I have got 1 huge df (over 5 million rows) and 5 columns in jupyter notebook. 'Name' column has 20 unique values and 'lot' column has 10 unique values. So 200 unique combinations of these two columns. I need to subset the df based on the unique combinations of these two columns, make some calculations and return some parts of the calculations in a final df. Final df will have 200 rows, one for each iteration/subset/combination.

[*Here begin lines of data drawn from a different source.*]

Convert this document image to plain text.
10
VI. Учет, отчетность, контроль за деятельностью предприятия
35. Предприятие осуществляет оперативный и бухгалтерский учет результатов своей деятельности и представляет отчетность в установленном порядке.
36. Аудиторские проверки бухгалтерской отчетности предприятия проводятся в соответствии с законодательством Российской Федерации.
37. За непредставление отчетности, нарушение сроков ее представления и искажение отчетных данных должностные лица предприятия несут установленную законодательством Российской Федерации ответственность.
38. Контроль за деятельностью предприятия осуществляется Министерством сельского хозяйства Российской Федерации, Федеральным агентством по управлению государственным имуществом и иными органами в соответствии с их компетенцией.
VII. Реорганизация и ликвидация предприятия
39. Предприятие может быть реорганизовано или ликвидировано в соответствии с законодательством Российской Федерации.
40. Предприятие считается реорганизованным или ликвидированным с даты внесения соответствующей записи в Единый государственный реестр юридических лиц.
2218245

For example (with only 2 names and 3 lots = 6 combinations):
dfhuge
index Name lot col3 col4 col5
123 delta 1 786 10 1
657 delta 2 787 11 2
567 delta 2 777 13 4
456 bravo 3 775 12 3
789 bravo 3 772 14 5
For 1 of the 6 iterations/combinations, I could use
df1outof6 = dfhuge.loc[(dfhuge["Name"] == "delta") & (dfhuge["lot"] == 2)]
df1outof6
index Name lot col3 col4 col5
657 delta 2 787 11 2
567 delta 2 777 13 4
mean = df1outof6["col4"].mean()
sum = df1outof6["col5"].sum()
...
I want the above operation repeated for all the 6 subsets using a loop.
Final df should be:
finaldf
newcol col4mean col5sum
combination1(delta and 2) 12 6
combination2(delta and 1) 10 1
combination3(delta and 3) 0 0
combination4(bravo and 1) 0 0
combination5(bravo and 2) 0 0
combination6(bravo and 3) 13 8
I need a loop, result of which will be the finaldf. I can't use df.loc to subset each combination because I originally have 200 of them.